Plant refuges have become essential, because, experts say, almost a fifth of Israel’s wildflower species are endangered, including some that are found nowhere but Israel. The Israel Nature and Parks Authority published a full list of these endangered species, called the Red List, about a decade ago.

The main reason these species are endangered is that construction is destroying their natural habitats. But intensive agriculture, which entails deep plowing and pesticide use, is also a factor.

The Nebi Samuel Park covers 3,000 dunams. Nature lover Nissim Primo, who volunteers there, has counted 600 wildflower species in it.

Dr. Margareta Walczak, a plant ecologist from the nature authority, said the Nebi Samuel refuge was established because West Bank species weren’t represented in any existing plant refuges, and the West Bank “is an important transitional region between the Mediterranean and desert regions.” The West Bank contains about 50 endangered species, and some are already flourishing in Nebi Samuel, including Chorispora purpurascens and Acinos rotundifolius Pers. The latter has apparently survived since the ice age on West Bank hilltops.

Nebi Samuel also serves as a site for researching plant development and plants’ resistance to changing environmental conditions, as well as educating the public. Some 300,000 people a year visit the park.

In Kfar Yarok, high school students are already reintroducing species to the wild.

“We grow 12 plant species characteristic of the coastal plain,” said Ronnie Shushan, the village ecologist. This year, he said, students planted several hundred Teucrium procerum – of which fewer than 200 are left in nature – at the Bnei Zion nature reserve. They also planted another rare species, Verbascum berytheum Boiss, and are monitoring both to see if they grow well in their new home.

“In the long run, our goal is to be left with only the cover of the Red List, without the pages detailing endangered species, because we hope they will no longer be needed,” said Amos Sabah, an ecologist with Israel’s Civil Administration in the West Bank. But he knows this is unlikely, given the rapid disappearance of the open spaces these plants need.

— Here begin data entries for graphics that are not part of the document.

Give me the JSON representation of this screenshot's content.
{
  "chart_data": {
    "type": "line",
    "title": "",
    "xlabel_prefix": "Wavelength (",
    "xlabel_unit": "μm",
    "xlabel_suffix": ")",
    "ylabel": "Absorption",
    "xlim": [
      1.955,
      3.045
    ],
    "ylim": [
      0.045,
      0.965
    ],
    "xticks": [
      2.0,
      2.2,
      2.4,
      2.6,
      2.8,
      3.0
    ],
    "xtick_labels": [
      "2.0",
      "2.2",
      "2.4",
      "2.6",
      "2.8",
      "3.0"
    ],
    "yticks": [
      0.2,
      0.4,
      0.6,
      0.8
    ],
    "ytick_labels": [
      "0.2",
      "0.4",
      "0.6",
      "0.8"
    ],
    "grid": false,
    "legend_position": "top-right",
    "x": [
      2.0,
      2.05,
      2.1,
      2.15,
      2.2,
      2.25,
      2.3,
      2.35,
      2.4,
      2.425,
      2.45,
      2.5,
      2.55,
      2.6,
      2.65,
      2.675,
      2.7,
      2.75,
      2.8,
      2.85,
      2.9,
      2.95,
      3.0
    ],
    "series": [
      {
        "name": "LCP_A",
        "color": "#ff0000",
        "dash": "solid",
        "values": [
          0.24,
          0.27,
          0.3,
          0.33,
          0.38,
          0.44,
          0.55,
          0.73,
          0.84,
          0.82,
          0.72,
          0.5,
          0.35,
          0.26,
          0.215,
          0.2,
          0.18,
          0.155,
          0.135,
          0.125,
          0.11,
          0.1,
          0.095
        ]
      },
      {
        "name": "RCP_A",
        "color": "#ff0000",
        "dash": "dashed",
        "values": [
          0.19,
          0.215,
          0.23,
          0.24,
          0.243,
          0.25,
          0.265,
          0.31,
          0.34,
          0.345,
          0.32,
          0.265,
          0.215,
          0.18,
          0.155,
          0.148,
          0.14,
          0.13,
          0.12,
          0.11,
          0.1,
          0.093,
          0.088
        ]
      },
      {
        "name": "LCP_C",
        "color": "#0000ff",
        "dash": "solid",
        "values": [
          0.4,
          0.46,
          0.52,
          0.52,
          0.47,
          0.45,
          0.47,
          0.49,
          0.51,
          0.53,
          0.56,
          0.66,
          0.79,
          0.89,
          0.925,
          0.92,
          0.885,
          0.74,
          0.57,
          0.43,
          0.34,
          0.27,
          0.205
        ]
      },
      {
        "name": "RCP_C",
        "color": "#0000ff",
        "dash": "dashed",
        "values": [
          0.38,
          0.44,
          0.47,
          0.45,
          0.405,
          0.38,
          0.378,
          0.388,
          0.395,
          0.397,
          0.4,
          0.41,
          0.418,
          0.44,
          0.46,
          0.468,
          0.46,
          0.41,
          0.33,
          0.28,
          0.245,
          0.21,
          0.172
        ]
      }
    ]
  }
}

“Half the endangered species are in the South Hebron Hills area,” said Amos Sabah, an ecologist for the Civil Administration. They have survived this long thanks to “traditional Palestinian agriculture, which doesn’t damage the ground and allows the wildflowers to live,” he noted. “But this agriculture is disappearing and giving way to modern agriculture.”

Consequently, he proposed subsidizing traditional agriculture to preserve the wildflowers.

The danger facing wildflowers is evident from a report by a group of botanists about their recent tour of the northern West Bank, which they published in the online botanical journal Kalanit. The botanists visited a spot where they had found a rare species of iris last year. But since then, the site has been sprayed with pesticide in preparation for planting a vineyard, and the iris has disappeared. Elsewhere in the West Bank, the spread of roads and buildings is erasing wildflowers’ natural habitats.

In the PA, it’s hard to find experts conducting rescue operations like the one in Nebi Samuel. “We tried to make contact with Palestinian officials, but they weren’t willing to meet with us,” said Shaul Goldstein, the nature authority’s director general. But the greatest concentration of species unique to Israel is found on the coastal plain, where their habitats are also rapidly being replaced by roads and buildings. Often, all that remains to them is tiny nature reserves, like those hidden among the moshavim in the Sharon region.

From the heights of Nebi Samuel, Sabah pointed to a small valley to the north. “That’s land with a great many species,” he said. “But some of the area is already built up, and sewage flows into the open area. Here, it will be hard to reintroduce plants.”

Sabah urged the state to make haste to declare more remaining open spaces as nature reserves. Otherwise, the species in the refuge gardens will have no hope of returning to the wild.